What color is the ball?
Does it have a pattern?
What size is the ball?
What’s it made of?
Who is bouncing the ball?
How tall are they?
Is it even a person? (Maybe an ape?)
What surface is it being bounced on?
How close is the ball to you?
How many possibilities are there? Infinite possibilities. Because you can’t see the idea just yet. Now turn and take a look.
When you see the ball and its bouncer—in other words, the idea—how many possibilities are there now?
In this case, a female brown bear wearing a pale green tutu, bouncing a 3-inch blue & white polka-dotted ball on a parquet floor. At least, that’s what I saw.
Even though it looks like a good idea, close your eyes again and turn back around. The ball is still bouncing, and the next time you turn around, you’ll see something else.
This is the subconscious working. It connects the two halves of the brain, making the sum greater than the parts.
As an ECD, I’ve often found myself explaining the “mysterious creative process” to clients, CFOs, and the occasional doctor or accountant. They tend to see themselves as left-brainers, and creative people as unabashed right-brainers.

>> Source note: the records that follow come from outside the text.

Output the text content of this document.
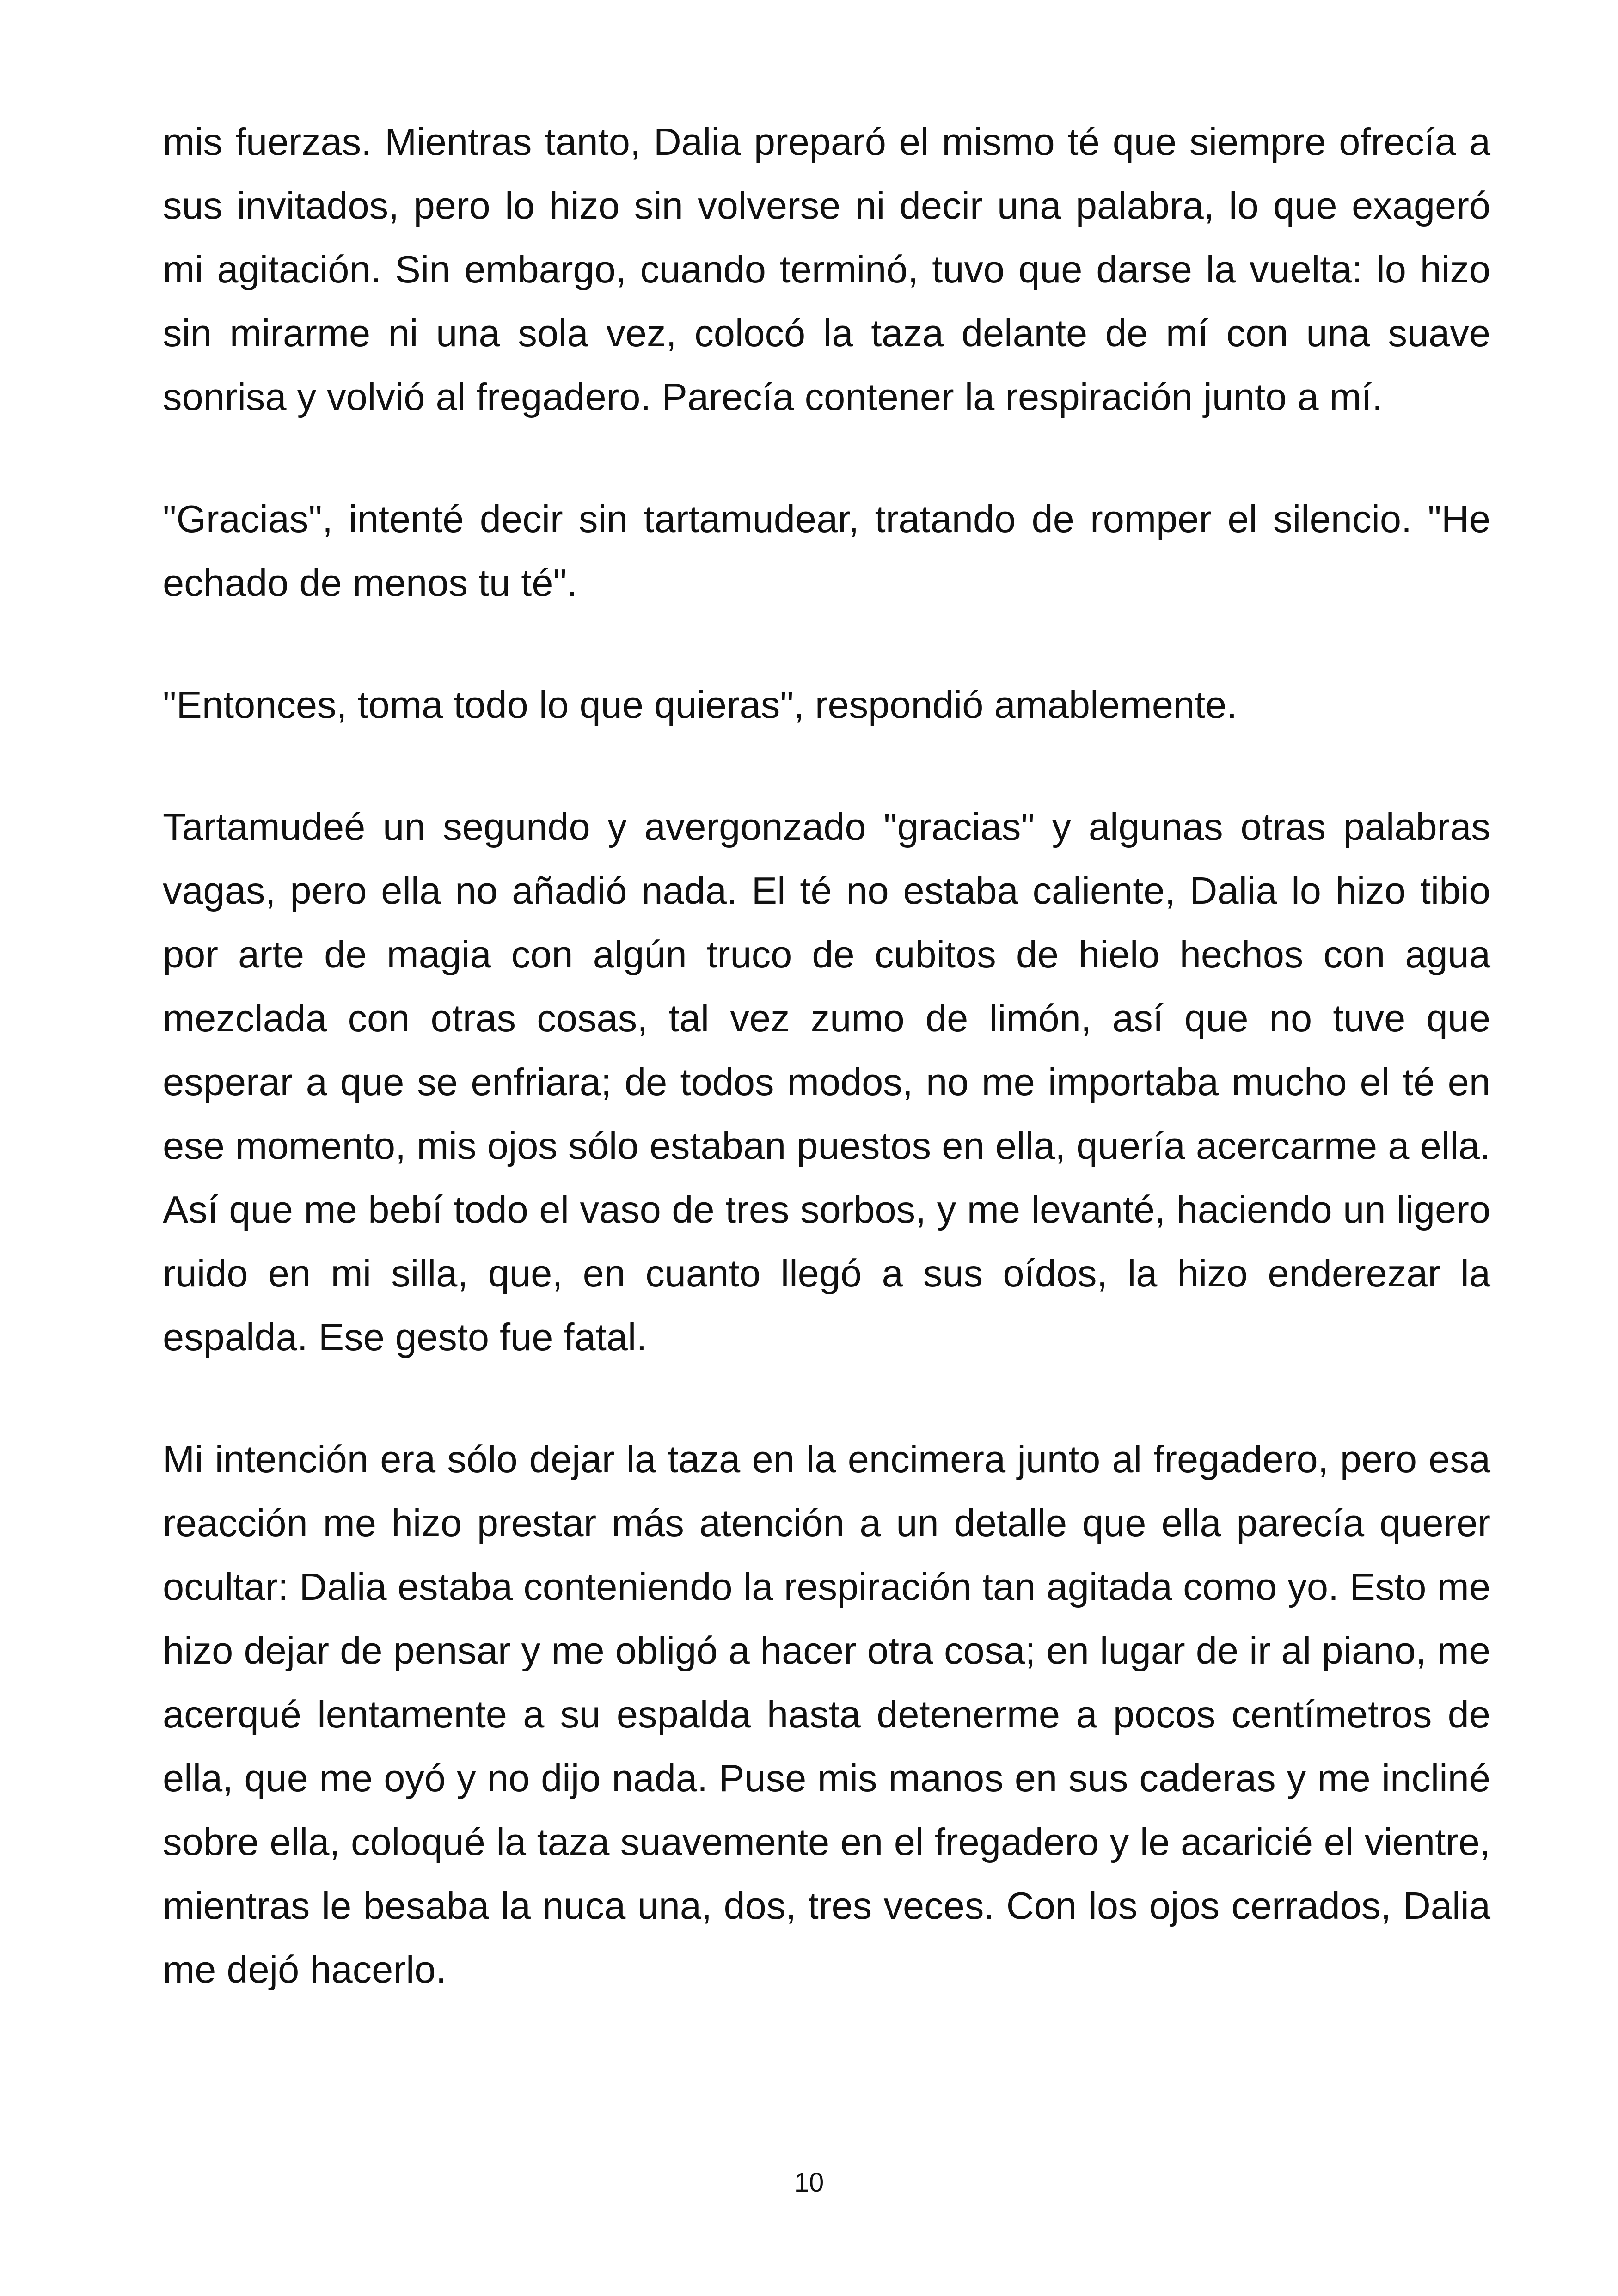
mis fuerzas. Mientras tanto, Dalia preparó el mismo té que siempre ofrecía a sus invitados, pero lo hizo sin volverse ni decir una palabra, lo que exageró mi agitación. Sin embargo, cuando terminó, tuvo que darse la vuelta: lo hizo sin mirarme ni una sola vez, colocó la taza delante de mí con una suave sonrisa y volvió al fregadero. Parecía contener la respiración junto a mí.

"Gracias", intenté decir sin tartamudear, tratando de romper el silencio. "He echado de menos tu té".

"Entonces, toma todo lo que quieras", respondió amablemente.

Tartamudeé un segundo y avergonzado "gracias" y algunas otras palabras vagas, pero ella no añadió nada. El té no estaba caliente, Dalia lo hizo tibio por arte de magia con algún truco de cubitos de hielo hechos con agua mezclada con otras cosas, tal vez zumo de limón, así que no tuve que esperar a que se enfriara; de todos modos, no me importaba mucho el té en ese momento, mis ojos sólo estaban puestos en ella, quería acercarme a ella. Así que me bebí todo el vaso de tres sorbos, y me levanté, haciendo un ligero ruido en mi silla, que, en cuanto llegó a sus oídos, la hizo enderezar la espalda. Ese gesto fue fatal.

Mi intención era sólo dejar la taza en la encimera junto al fregadero, pero esa reacción me hizo prestar más atención a un detalle que ella parecía querer ocultar: Dalia estaba conteniendo la respiración tan agitada como yo. Esto me hizo dejar de pensar y me obligó a hacer otra cosa; en lugar de ir al piano, me acerqué lentamente a su espalda hasta detenerme a pocos centímetros de ella, que me oyó y no dijo nada. Puse mis manos en sus caderas y me incliné sobre ella, coloqué la taza suavemente en el fregadero y le acaricié el vientre, mientras le besaba la nuca una, dos, tres veces. Con los ojos cerrados, Dalia me dejó hacerlo.

10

But the creative process needs the whole brain.
When creatives are faced with a problem, we overload our brains with as much information as we can get. We ask a lot of questions. We think on it deeply, and then move onto something else, coming back to it later. I like to call this the bouncing ball. By uploading reams of data into the left-side of the brain, we’ve started the ball bouncing. By walking away and working on something completely unrelated, we’ve let the subconscious tell us who is bouncing that ball.
Add in curiosity, and you have a lot of colorful balls being bounced by a lot of interesting characters. In other words, radical ideas. Add in the strategic insight of smart research and planning, and you get powerful sparks that make those radical ideas practical.
Put together, it creates problem-solving, business-purposeful ideas.